After that I relaxed some, and we made out pretty well the rest of that night as well as Friday night. If she had been quiet for awhile, I would ask her if she needed anything and then ask different questions until I figured out the answer. If she started talking to me, she would usually point and gesture enough that I would eventually figure out what she was saying. We watched Wheel of Fortune and Jeopardy, just like we used to at her house. The hardest moments were when the aides came in to take her to the bathroom or change her clothes or give her medicine. They were nice and kind for the most part, but I couldn’t help thinking that it was very condescending to hear the voice that they used and the way they called her “Sweetie” or “Granny” or “Baby Doll.” I cringed every time. My grandmother was a very dignified lady when she was caring for herself, and I couldn’t help but wonder if she felt some humiliation at having to be helped in those very private moments, and in the way they talked to her as they helped her. She doesn’t speak well but she understands much. It was hard for me to see that. As I semi-slept in the recliner both nights, I felt like I was being granted a rare insider’s view. A view into what it’s been like for my mom and granddaddy and aunt and uncle all these months, but also just a tiny glimmer into what it’s been like for Grandmother. She who has given the bulk of her time and energy for the past 64 years caring for those she loves must now depend on strangers for her most basic needs while her family can do nothing but watch. I felt so sad for her, and I realized that that nursing home and all others are full–not of scary old people who may not make much sense when they talk–but of grandmothers and granddaddies, moms and dads. Life has changed drastically for them, but they are still the same people who need and deserve the same love and respect.

When I went back on Friday, as I sat in the dining room after dinner listening to a church group singing for the residents, I looked around the room watching them–finally seeing them as individuals instead of a faceless group–as they listened. Some sat like Grandmother, expressionless for the most part, but most of them were singing. Every word, every verse.
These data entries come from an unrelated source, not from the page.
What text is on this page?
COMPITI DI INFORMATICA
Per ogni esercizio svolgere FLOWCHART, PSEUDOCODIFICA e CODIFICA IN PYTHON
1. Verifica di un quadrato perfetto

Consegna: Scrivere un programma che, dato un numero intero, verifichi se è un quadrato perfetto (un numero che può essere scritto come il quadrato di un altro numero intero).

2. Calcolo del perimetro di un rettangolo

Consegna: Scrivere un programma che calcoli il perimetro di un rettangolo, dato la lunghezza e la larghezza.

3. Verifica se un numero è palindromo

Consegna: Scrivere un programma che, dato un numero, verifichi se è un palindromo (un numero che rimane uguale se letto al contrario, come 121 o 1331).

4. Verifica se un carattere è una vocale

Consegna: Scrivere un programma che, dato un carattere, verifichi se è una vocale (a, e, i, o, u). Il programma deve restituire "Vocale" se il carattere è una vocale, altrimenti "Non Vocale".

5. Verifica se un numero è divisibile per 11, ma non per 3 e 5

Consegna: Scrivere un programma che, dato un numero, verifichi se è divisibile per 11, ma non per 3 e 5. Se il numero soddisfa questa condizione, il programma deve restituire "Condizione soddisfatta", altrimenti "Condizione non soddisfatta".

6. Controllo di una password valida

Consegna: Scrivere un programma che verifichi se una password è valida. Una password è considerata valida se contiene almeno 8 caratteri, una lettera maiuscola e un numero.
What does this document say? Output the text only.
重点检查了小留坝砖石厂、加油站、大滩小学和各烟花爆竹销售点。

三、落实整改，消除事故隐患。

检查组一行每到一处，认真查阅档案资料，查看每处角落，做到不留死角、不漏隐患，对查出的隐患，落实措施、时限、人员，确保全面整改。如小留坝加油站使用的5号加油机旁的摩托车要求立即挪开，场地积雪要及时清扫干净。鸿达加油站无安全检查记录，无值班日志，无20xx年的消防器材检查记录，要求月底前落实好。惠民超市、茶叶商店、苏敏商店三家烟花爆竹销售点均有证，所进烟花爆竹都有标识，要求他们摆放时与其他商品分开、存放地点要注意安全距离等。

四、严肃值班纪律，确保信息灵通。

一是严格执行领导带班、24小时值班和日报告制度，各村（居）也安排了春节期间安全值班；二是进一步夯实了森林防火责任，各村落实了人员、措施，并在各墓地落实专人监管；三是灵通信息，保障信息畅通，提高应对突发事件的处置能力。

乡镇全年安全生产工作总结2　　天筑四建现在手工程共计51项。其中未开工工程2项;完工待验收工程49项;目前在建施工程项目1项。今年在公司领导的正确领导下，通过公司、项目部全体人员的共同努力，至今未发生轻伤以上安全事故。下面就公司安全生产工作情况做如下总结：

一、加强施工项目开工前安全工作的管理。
Even Grandmother sang when they got to “In the Garden”, when my mom was there to help draw her in better than I was doing. I used to go sing at nursing homes and always quietly wonder why we were doing that. But now I see. The music draws out of them what the mundane daily routines cannot. They remember these songs, and the music reaches the part of them that has not changed. And they respond to it. The singing in that room would never have won any worldly awards, but it was one of the best forms of “joyful noise” I’ve ever heard.

As hard as it was to have to see firsthand exactly what life is like for Grandmother since her stroke, as hard as it was to remember the way she used to be and see how little of her former life has been carried over, I am grateful to have had the opportunity to spend the night with Grandmother once more. Some things you can never know without experiencing them firsthand, and I never realized how–for lack of a better word–“real” the people in the nursing homes really are. It’s easy to go in, sing your songs, and leave, never really looking at them or interacting with them at all. But they are people. And one of them is my grandmother, and I look forward to my next trip to Somerset so I can spend time with her again.